Raitt said the current system "does not serve the best interests of the public" and that the decision to recall "cannot rest exclusively in industry's hands."

Instead of prosecution, Raitt said, manufacturers could be subject to "hefty fines" for violations —  but didn't offer any detail as to how much the fines would be or how the process would work.

Raitt said she plans to align Canada's enforcement system with that of the U.S., where regulators have a "wide range" of measures they can use around safety issues and recalls.

The 2015 federal budget had stated that the government would introduce amendments to the Motor Vehicle Safety Act, giving the minister of transport powers to order a recall.

Raitt said she believed it was possible to get all parties to consent to the bill and have it passed before the House rises for the summer.

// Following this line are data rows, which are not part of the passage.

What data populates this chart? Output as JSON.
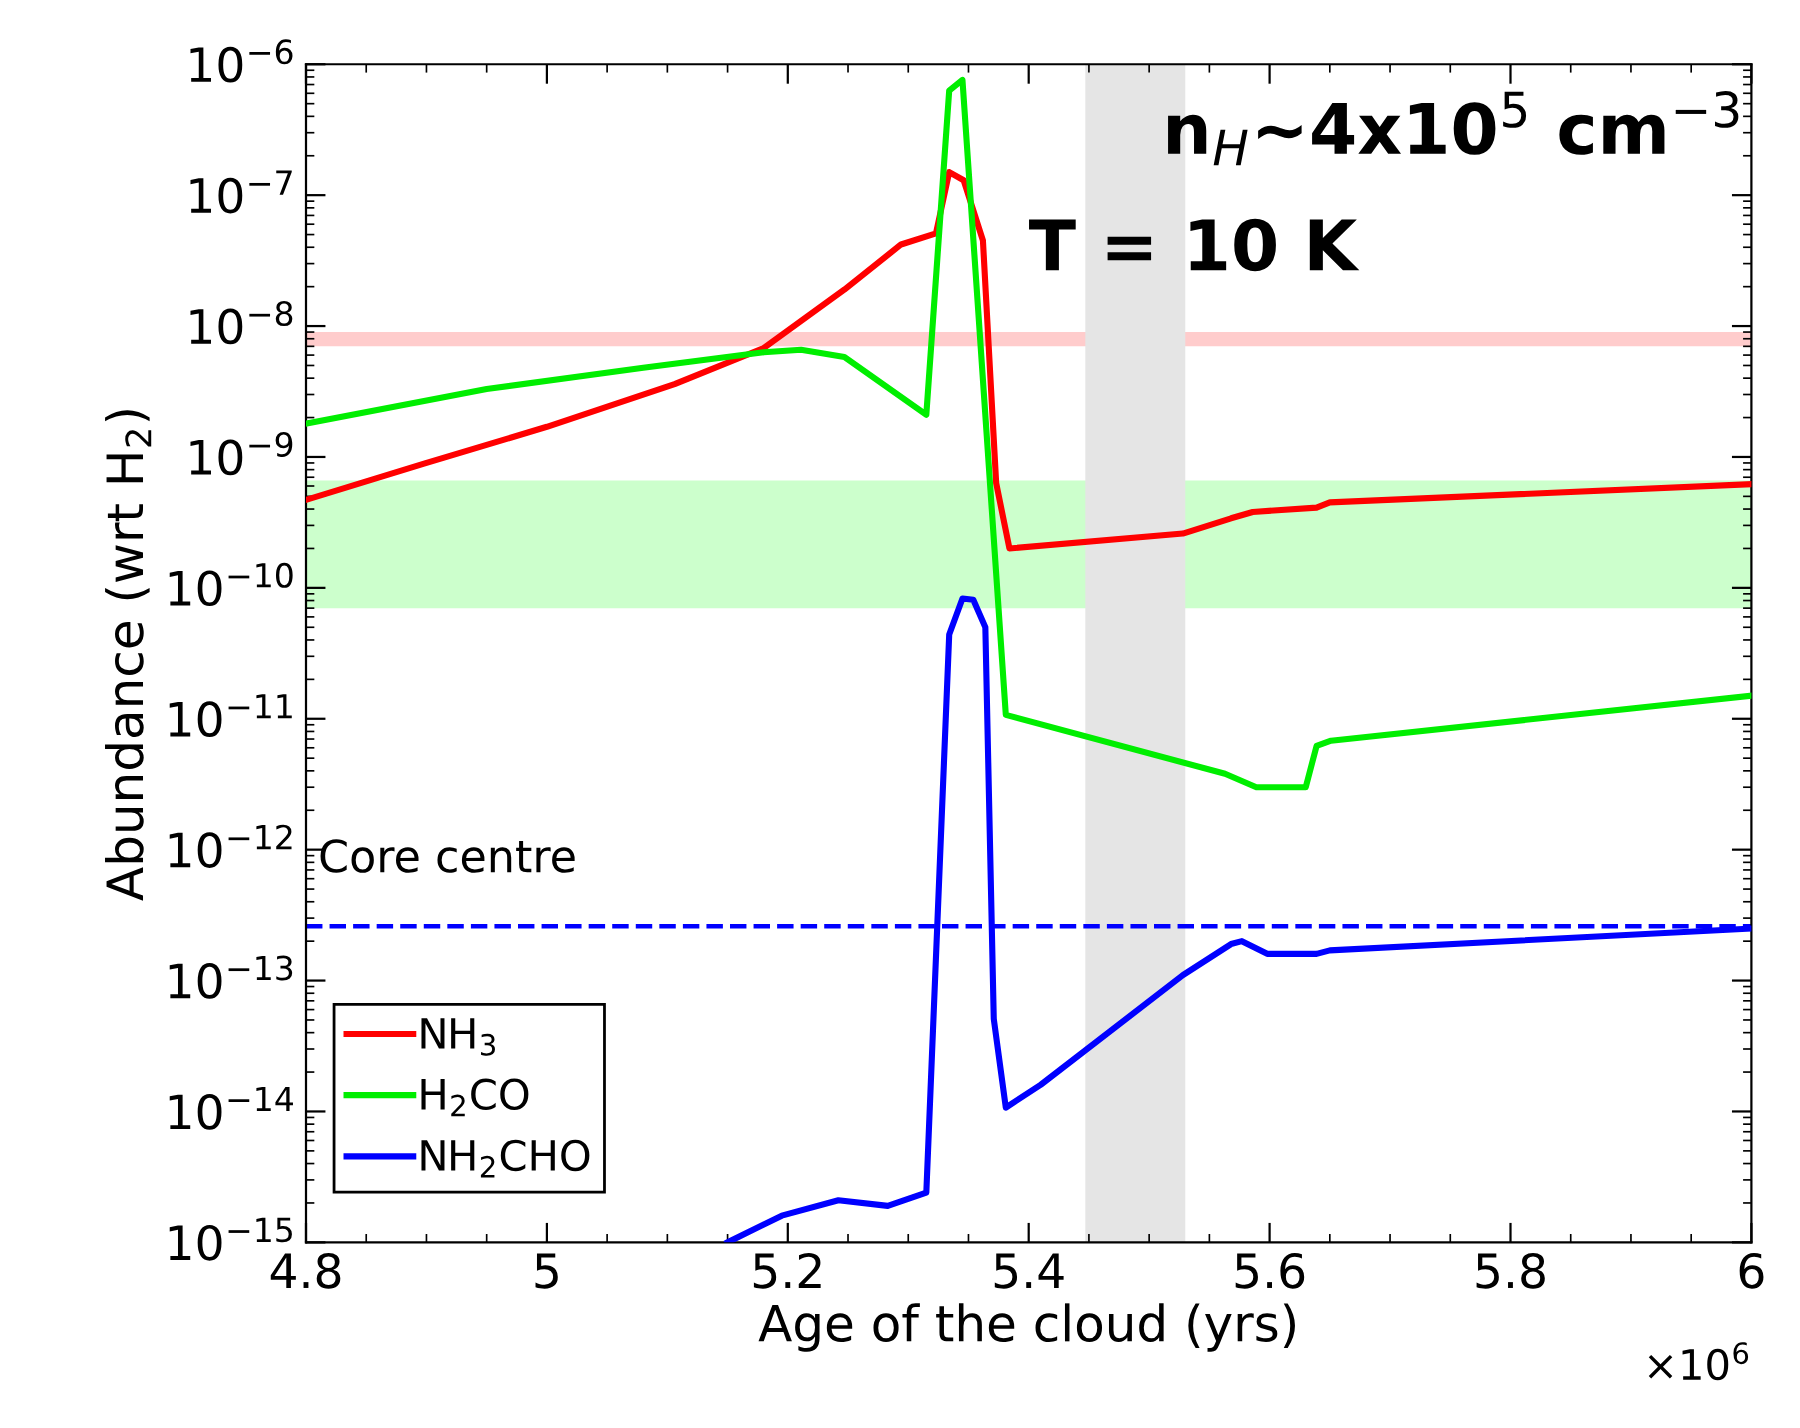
{
  "chart_data": {
    "type": "line",
    "xlabel": "Age of the cloud (yrs)",
    "ylabel": "Abundance (wrt H$_{2}$)",
    "log": "y",
    "grid": false,
    "legend": "bottom left",
    "line_style": "solid",
    "marker": "none",
    "xlim": [
      4.8,
      6
    ],
    "xticks": [
      4.8,
      5,
      5.2,
      5.4,
      5.6,
      5.8,
      6
    ],
    "ylim": [
      1e-15,
      1e-06
    ],
    "yticks": [
      {
        "value": 1e-15,
        "label": "10$^{−15}$"
      },
      {
        "value": 1e-14,
        "label": "10$^{−14}$"
      },
      {
        "value": 1e-13,
        "label": "10$^{−13}$"
      },
      {
        "value": 1e-12,
        "label": "10$^{−12}$"
      },
      {
        "value": 1e-11,
        "label": "10$^{−11}$"
      },
      {
        "value": 1e-10,
        "label": "10$^{−10}$"
      },
      {
        "value": 1e-09,
        "label": "10$^{−9}$"
      },
      {
        "value": 1e-08,
        "label": "10$^{−8}$"
      },
      {
        "value": 1e-07,
        "label": "10$^{−7}$"
      },
      {
        "value": 1e-06,
        "label": "10$^{−6}$"
      }
    ],
    "series": [
      {
        "name": "NH$_{3}$",
        "color": "#ff0000",
        "x": [
          4.8,
          4.898,
          5.0,
          5.106,
          5.18,
          5.247,
          5.294,
          5.323,
          5.334,
          5.346,
          5.362,
          5.373,
          5.384,
          5.528,
          5.568,
          5.586,
          5.639,
          5.65,
          6.0
        ],
        "values": [
          4.7e-10,
          8.9e-10,
          1.7e-09,
          3.6e-09,
          6.8e-09,
          1.9e-08,
          4.2e-08,
          5.1e-08,
          1.5e-07,
          1.3e-07,
          4.5e-08,
          6.3e-10,
          2e-10,
          2.6e-10,
          3.4e-10,
          3.8e-10,
          4.1e-10,
          4.5e-10,
          6.2e-10
        ]
      },
      {
        "name": "H$_{2}$CO",
        "color": "#00ee00",
        "x": [
          4.8,
          4.95,
          5.08,
          5.18,
          5.211,
          5.247,
          5.315,
          5.334,
          5.345,
          5.381,
          5.563,
          5.589,
          5.63,
          5.639,
          5.651,
          6.0
        ],
        "values": [
          1.8e-09,
          3.3e-09,
          4.8e-09,
          6.3e-09,
          6.6e-09,
          5.8e-09,
          2.1e-09,
          6.3e-07,
          7.6e-07,
          1.07e-11,
          3.8e-12,
          3e-12,
          3e-12,
          6.2e-12,
          6.8e-12,
          1.5e-11
        ]
      },
      {
        "name": "NH$_{2}$CHO",
        "color": "#0000ff",
        "x": [
          5.15,
          5.195,
          5.242,
          5.283,
          5.315,
          5.334,
          5.345,
          5.354,
          5.364,
          5.371,
          5.381,
          5.41,
          5.528,
          5.568,
          5.577,
          5.598,
          5.639,
          5.65,
          6.0
        ],
        "values": [
          1e-15,
          1.6e-15,
          2.1e-15,
          1.9e-15,
          2.4e-15,
          4.4e-11,
          8.3e-11,
          8.1e-11,
          5e-11,
          5.1e-14,
          1.07e-14,
          1.6e-14,
          1.1e-13,
          1.9e-13,
          2e-13,
          1.6e-13,
          1.6e-13,
          1.7e-13,
          2.5e-13
        ]
      }
    ],
    "ref_lines": [
      {
        "axis": "y",
        "value": 2.6e-13,
        "label": "Core centre",
        "color": "#0000ff",
        "line_style": "dashed"
      }
    ],
    "bands": [
      {
        "axis": "y",
        "from": 7e-09,
        "to": 9e-09,
        "color": "#ffcccc"
      },
      {
        "axis": "y",
        "from": 7e-11,
        "to": 6.6e-10,
        "color": "#ccffcc"
      },
      {
        "axis": "x",
        "from": 5.447,
        "to": 5.53,
        "color": "#e5e5e5"
      }
    ],
    "annotations": [
      "n$_{H}$~4x10$^{5}$ cm$^{−3}$",
      "T = 10 K",
      "×10$^{6}$"
    ]
  }
}
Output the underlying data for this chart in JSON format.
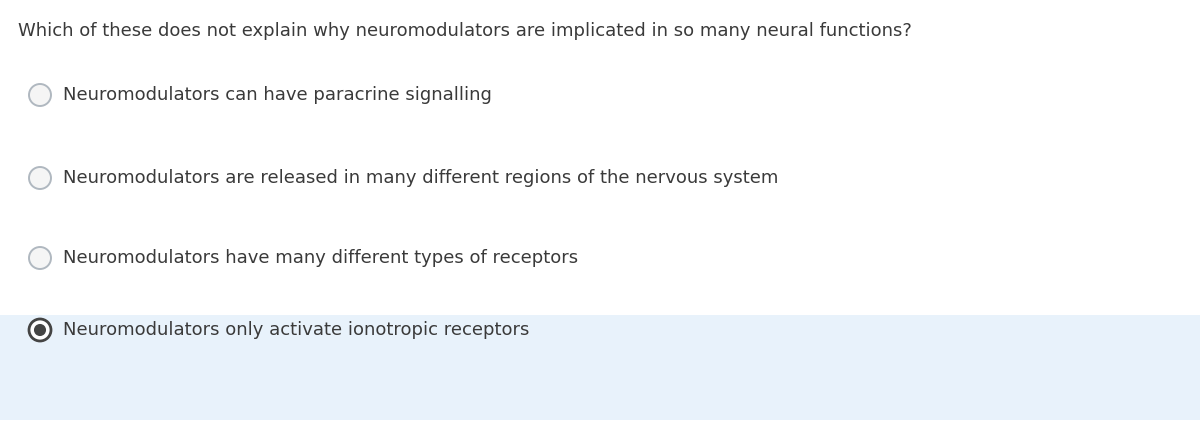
{
  "question": "Which of these does not explain why neuromodulators are implicated in so many neural functions?",
  "options": [
    "Neuromodulators can have paracrine signalling",
    "Neuromodulators are released in many different regions of the nervous system",
    "Neuromodulators have many different types of receptors",
    "Neuromodulators only activate ionotropic receptors"
  ],
  "selected_index": 3,
  "background_color": "#ffffff",
  "highlight_color": "#e8f2fb",
  "question_color": "#3a3a3a",
  "option_color": "#3a3a3a",
  "question_fontsize": 13.0,
  "option_fontsize": 13.0,
  "circle_edge_color_empty": "#b0b8c0",
  "circle_fill_empty": "#f5f5f5",
  "circle_edge_selected": "#444444",
  "circle_fill_selected": "#444444",
  "fig_width": 12.0,
  "fig_height": 4.25,
  "dpi": 100
}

Phil Edmonston, a consumer advocate and author of the Lemon-Aid car guide series, told CBC's Diana Swain that Canada is "playing catch-up" and that he would like to see the details of the legislation.

Edmonston said he thinks Canada needs strong legislation that does more than impose civil penalties, and that even major fines can be a "drop in the bucket" for a large auto company.

"What we need is public hearings, and at the same time we need criminal charges that can be laid that will really strike fear in the hearts of these companies that decide that well, profits are going to trump safety."

The government's announcement comes in the wake of the recall of more than 1.5 million vehicles in Canada in connection with Japanese car part manufacturer Takata. The company's airbag inflators can explode and send metal fragments into the passenger compartment.

Canadian auto recalls hit an all-time high last year, with more than eight million vehicles affected. Automakers issued nearly 600 recall notices on Canadian vehicles in 2014, according to data obtained from Transport Canada.